- Born: September 15, 1910 San Francisco, California
- Died: June 8, 2001 (aged 90)
- Education: University of California, Berkeley
- Known for: Artist and textile designer

= Lanette Scheeline =

American artist and textile designer

Lanette Harriet Scheeline (September 15, 1910 - June 8, 2001) was an American artist and textile designer. Her work focused on wallpaper, textile and block printing.
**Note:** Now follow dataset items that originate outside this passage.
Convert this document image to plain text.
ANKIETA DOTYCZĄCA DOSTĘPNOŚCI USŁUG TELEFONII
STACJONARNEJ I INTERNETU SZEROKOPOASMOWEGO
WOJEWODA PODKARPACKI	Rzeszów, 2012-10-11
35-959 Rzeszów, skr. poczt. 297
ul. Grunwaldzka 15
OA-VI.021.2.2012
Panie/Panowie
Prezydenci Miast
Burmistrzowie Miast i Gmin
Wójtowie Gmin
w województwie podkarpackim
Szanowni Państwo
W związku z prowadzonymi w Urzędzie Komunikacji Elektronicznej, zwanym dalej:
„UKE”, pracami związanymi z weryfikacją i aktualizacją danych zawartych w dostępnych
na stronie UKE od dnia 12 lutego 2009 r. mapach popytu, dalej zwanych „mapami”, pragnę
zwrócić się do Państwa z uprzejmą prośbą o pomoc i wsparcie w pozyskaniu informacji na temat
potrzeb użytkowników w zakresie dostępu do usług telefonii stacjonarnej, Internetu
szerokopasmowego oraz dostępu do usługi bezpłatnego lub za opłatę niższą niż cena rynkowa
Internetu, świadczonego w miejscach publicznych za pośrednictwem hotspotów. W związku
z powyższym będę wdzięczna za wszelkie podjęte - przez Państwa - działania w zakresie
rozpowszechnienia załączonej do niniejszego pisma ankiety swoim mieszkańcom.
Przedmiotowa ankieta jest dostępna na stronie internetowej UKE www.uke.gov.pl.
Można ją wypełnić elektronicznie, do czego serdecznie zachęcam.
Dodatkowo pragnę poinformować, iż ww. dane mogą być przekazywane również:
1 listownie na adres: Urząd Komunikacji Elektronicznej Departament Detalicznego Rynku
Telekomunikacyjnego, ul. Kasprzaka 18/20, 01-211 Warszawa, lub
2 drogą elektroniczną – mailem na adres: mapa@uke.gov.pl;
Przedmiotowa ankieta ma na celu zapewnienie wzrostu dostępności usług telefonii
==Early life and education==

Lanette Scheeline was born in San Francisco, California in 1910. In 1932, she graduated from the University of California, Berkeley. She studied briefly at the Rudolph Schaeffer School of Design and the University of California, Los Angeles.

==Career==

She was an art teacher, and then started working at the screenprinting company Louma Prints in San Francisco. In November 1936, her work was on the cover of Sunset. World War II started, she left Louma and started working at a shipyard in Marin County, California. She would eventually start her own studio. It was located in Mill Valley. She started designing wallpaper. In 1940 she exhibited her work at the Golden Gate International Exposition. As of 1955 she had started doing work for William Katzenbach and the design firm he ran, Katzenbach and Warren. She designed the "Tree" mural decoration. Around 1960 she relocated to New York.

==Later life and death==

She died, on June 8, 2001, in New Jersey.

==Legacy==

Her work is found in the collection of the Cooper-Hewitt, National Design Museum.

==Selected publications==

- Katzenbach, Lois and William Katzenbach. The Practical Book of American Wallpapers. 1951.